In 2013, a financial adviser recommended their client, referred to as Mr K, transfer his benefits under the NHS Scotland pension scheme to a defined contribution scheme provided by Fast Pensions.
The transfer was recommended by the adviser because the client was dependent on alcohol, meaning his life expectancy was short and his death benefits would be better with his wife, Mrs K.
While the original NHS scheme offered a small pension and no lump sum, Fast Pension offered a lump sum that was twice the value of his pension fund.
In March 2015, Mr K died of cirrhosis of the liver, at which time his pension fund was valued at £79,160.
His widow then contacted Fast Pensions to claim the death benefits, but the firm refused because there was an insurance exclusion clause for paying benefits if the death was caused by alcohol addiction.
Mrs K then complained that she and her husband had not been made aware of this restriction.
Fast Pensions said there was no payment due from the insurer, due to the exclusion clause, but that Mr K’s fund value would be paid out when his funds had been disinvested.

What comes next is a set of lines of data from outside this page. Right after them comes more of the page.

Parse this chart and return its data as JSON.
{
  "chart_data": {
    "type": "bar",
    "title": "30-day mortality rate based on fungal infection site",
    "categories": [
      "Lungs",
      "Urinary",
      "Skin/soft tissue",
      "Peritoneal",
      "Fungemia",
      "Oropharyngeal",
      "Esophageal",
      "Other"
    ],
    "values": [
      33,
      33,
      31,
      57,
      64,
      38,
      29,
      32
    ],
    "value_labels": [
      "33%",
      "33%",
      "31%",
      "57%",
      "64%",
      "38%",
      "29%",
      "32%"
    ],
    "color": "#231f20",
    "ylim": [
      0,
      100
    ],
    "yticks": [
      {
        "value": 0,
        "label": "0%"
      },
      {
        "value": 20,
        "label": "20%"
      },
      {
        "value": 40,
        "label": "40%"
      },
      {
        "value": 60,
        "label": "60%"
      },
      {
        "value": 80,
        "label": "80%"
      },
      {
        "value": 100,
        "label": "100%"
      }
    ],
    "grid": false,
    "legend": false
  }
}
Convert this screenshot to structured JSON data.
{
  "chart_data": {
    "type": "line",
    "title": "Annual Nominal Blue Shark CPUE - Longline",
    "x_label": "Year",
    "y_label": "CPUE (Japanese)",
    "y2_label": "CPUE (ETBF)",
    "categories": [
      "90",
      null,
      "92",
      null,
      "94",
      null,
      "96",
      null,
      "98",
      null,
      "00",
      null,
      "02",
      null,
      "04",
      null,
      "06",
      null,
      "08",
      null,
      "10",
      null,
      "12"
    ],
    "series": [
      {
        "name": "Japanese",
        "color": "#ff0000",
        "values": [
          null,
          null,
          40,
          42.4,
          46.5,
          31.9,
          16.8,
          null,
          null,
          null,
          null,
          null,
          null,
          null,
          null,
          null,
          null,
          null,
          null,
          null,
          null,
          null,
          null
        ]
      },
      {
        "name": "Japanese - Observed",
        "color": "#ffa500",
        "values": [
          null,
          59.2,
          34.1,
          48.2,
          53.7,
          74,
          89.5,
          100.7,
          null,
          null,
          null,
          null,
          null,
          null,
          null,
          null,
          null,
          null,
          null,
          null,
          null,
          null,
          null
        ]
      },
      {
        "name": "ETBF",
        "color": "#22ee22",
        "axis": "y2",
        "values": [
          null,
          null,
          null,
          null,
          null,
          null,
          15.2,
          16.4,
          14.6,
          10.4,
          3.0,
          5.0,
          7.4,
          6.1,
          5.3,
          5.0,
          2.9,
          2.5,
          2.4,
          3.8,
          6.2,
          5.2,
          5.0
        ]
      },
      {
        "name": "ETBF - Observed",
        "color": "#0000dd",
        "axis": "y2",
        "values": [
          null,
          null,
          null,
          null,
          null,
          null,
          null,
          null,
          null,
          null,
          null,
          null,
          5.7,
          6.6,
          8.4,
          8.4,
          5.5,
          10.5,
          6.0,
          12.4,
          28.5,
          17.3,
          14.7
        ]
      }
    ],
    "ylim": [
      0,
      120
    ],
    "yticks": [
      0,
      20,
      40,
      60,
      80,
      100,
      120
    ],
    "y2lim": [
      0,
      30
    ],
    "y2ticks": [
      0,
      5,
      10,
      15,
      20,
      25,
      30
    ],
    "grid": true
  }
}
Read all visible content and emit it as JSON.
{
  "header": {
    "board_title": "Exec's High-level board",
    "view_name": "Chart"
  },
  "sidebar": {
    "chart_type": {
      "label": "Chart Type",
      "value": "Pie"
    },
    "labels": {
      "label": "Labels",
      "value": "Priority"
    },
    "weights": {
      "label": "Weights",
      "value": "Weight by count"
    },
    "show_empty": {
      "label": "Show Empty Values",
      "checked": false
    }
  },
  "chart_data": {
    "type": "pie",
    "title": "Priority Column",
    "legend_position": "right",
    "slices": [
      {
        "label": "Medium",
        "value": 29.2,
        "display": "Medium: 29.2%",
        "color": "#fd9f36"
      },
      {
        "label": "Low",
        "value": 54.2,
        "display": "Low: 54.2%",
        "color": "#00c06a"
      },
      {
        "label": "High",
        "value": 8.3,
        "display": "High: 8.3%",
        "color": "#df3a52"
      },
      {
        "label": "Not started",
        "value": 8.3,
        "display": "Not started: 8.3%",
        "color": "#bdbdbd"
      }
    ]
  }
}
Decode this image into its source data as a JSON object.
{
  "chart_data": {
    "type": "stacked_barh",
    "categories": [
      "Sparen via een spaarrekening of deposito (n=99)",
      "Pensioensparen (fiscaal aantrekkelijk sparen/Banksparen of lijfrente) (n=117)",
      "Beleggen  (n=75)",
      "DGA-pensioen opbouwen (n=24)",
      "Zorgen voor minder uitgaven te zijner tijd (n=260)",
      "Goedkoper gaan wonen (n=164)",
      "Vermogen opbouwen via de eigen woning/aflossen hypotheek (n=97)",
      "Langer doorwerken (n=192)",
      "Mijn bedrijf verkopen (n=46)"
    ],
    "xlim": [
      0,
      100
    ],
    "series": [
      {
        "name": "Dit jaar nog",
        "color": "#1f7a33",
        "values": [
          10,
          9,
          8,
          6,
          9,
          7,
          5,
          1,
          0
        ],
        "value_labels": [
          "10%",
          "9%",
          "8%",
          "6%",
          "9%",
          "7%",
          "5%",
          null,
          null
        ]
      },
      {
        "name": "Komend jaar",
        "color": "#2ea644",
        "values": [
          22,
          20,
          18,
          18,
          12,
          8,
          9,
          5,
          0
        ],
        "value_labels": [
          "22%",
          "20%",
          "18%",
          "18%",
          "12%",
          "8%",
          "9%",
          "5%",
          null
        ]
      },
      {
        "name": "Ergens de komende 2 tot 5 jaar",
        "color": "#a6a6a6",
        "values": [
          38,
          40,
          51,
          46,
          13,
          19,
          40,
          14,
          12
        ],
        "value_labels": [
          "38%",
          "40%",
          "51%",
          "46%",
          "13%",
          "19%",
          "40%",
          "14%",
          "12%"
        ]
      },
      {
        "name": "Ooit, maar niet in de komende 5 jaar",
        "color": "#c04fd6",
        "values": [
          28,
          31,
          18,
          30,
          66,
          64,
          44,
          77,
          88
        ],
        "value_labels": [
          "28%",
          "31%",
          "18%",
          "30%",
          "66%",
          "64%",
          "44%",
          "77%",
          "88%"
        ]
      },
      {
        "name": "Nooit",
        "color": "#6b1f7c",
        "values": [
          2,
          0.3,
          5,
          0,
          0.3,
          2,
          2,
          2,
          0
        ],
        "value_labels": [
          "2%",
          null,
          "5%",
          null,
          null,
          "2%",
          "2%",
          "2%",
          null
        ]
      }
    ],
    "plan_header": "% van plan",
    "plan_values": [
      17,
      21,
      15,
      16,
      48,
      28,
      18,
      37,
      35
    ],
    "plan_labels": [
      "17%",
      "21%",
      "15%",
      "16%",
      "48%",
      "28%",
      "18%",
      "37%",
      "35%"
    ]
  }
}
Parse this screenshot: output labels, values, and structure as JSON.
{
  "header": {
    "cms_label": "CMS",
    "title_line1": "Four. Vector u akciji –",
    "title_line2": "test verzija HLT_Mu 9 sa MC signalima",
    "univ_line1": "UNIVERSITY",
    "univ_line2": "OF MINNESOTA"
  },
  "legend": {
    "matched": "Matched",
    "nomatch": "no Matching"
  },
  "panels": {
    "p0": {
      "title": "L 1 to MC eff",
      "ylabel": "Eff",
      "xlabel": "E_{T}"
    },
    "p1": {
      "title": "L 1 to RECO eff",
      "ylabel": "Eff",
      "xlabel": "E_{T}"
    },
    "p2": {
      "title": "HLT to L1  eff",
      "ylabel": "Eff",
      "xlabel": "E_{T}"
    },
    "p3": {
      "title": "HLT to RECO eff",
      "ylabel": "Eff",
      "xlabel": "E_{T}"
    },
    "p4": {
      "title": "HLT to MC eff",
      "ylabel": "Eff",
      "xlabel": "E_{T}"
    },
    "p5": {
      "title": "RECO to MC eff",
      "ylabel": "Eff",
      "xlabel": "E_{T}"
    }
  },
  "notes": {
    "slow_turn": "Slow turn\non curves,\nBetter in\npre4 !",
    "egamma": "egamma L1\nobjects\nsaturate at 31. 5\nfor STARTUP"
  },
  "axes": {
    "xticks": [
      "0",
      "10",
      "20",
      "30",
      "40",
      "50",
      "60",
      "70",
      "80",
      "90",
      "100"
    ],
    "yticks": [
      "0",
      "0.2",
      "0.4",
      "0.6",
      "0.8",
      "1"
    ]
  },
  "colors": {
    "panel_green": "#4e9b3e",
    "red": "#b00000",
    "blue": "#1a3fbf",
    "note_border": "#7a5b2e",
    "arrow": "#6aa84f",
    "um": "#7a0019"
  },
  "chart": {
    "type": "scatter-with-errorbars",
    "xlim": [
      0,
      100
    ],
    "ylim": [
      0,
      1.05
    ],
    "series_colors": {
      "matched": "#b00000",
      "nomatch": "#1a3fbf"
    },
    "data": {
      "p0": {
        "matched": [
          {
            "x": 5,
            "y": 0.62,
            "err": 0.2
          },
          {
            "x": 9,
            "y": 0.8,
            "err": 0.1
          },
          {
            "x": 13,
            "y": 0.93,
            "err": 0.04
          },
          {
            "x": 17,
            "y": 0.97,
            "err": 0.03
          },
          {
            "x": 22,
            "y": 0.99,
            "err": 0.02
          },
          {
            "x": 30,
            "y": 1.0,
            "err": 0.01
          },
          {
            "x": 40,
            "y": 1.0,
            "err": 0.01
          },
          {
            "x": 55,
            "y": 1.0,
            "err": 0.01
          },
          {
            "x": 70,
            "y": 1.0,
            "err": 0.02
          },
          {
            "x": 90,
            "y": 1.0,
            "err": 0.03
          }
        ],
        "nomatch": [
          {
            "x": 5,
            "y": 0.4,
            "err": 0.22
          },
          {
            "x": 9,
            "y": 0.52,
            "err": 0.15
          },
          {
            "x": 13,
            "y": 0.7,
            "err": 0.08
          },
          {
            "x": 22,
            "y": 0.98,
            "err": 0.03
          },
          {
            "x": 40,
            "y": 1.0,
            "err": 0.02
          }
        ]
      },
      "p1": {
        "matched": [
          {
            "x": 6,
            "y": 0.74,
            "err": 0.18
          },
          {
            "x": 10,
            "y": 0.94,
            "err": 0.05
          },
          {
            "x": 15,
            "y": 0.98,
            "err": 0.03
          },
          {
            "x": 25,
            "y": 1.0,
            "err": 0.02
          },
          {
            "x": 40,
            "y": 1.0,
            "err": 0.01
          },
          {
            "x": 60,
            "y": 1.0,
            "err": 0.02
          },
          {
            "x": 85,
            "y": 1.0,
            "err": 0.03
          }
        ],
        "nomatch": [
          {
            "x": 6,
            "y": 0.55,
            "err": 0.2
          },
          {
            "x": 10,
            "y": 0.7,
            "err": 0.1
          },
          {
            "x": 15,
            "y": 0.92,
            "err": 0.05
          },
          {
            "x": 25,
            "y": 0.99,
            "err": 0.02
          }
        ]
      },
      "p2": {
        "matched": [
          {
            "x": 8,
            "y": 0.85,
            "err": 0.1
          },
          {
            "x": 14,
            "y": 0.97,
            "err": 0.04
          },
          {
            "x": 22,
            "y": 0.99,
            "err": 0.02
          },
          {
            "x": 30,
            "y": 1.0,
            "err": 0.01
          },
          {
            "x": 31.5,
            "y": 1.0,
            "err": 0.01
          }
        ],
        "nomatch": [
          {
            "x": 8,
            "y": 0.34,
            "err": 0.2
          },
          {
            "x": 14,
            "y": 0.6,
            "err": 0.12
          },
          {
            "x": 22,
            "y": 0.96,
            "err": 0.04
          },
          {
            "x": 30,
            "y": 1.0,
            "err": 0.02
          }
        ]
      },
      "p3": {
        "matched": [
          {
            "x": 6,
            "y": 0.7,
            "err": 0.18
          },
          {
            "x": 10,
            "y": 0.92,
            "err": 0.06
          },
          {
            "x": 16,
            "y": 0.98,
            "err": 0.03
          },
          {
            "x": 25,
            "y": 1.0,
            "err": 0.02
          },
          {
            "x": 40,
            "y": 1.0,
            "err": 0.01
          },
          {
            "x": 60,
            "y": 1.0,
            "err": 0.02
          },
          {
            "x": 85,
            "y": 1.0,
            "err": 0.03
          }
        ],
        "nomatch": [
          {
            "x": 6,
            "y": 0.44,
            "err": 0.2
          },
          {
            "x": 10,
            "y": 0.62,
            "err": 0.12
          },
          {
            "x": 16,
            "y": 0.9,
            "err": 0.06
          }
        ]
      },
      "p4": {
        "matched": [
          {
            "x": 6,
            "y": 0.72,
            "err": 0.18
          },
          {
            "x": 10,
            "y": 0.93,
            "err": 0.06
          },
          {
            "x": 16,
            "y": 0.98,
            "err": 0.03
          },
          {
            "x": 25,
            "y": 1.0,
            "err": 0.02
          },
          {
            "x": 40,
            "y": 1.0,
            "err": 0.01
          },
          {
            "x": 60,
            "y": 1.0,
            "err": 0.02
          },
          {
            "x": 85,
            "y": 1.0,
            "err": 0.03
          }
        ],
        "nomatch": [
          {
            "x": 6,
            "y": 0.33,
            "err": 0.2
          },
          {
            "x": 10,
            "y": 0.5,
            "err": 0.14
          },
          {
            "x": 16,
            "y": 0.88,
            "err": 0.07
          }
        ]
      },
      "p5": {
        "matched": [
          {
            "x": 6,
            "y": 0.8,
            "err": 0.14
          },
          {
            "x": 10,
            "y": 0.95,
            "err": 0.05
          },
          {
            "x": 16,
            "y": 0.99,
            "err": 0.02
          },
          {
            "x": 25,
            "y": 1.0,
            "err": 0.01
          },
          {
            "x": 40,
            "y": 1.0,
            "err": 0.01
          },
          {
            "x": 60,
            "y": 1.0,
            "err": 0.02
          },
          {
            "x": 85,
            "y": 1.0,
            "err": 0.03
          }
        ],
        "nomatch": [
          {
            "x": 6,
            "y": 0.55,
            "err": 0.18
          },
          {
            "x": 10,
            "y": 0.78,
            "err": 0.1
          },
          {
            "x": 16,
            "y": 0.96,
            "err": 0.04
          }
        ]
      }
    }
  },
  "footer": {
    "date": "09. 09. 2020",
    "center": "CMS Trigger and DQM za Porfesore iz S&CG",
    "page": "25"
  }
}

The pension firm then asked to see evidence of Mr and Mrs K’s marriage and confirmation of Mr K’s will before paying out the fund value.
Despite Mrs K disputing whether the evidence was necessary under Scottish law, Fast Pensions stressed that it was their policy, and she therefore sent the information a few days later.
Mrs K complained to the internal dispute resolution team at Fast Pensions, saying she was unhappy with the service provided.
She also complained the delays meant she still had funeral debts, mortgage arrears and solicitor’s bills to pay.
However, in September 2015, Fast Pensions told Mrs K’s financial adviser that it was not using delay tactics, as had been suggested, and said the trustee of the scheme was reviewing the documents.
The pension provider sent another letter that month saying there was a two-year time limit after the scheme member’s death for the beneficiary to be paid the lump sum.
Then in December 2015, Fast Pensions told Mrs K that the fund disinvestment process was still ongoing, but she received no correspondence from the firm in 2016.
Mrs K contacted the pensions ombudsman in February 2017.
The ombudsman concluded the lump sum should have been paid before 5 March this year, calling the delay “maladministration” on the part of Fast Pensions because Mrs K had provided all the necessary paperwork.
“It was clear from the correspondence that Mrs K had suffered much distress and inconvenience as a consequence of the delays on the part of Fast Pensions,” the adjudicator said.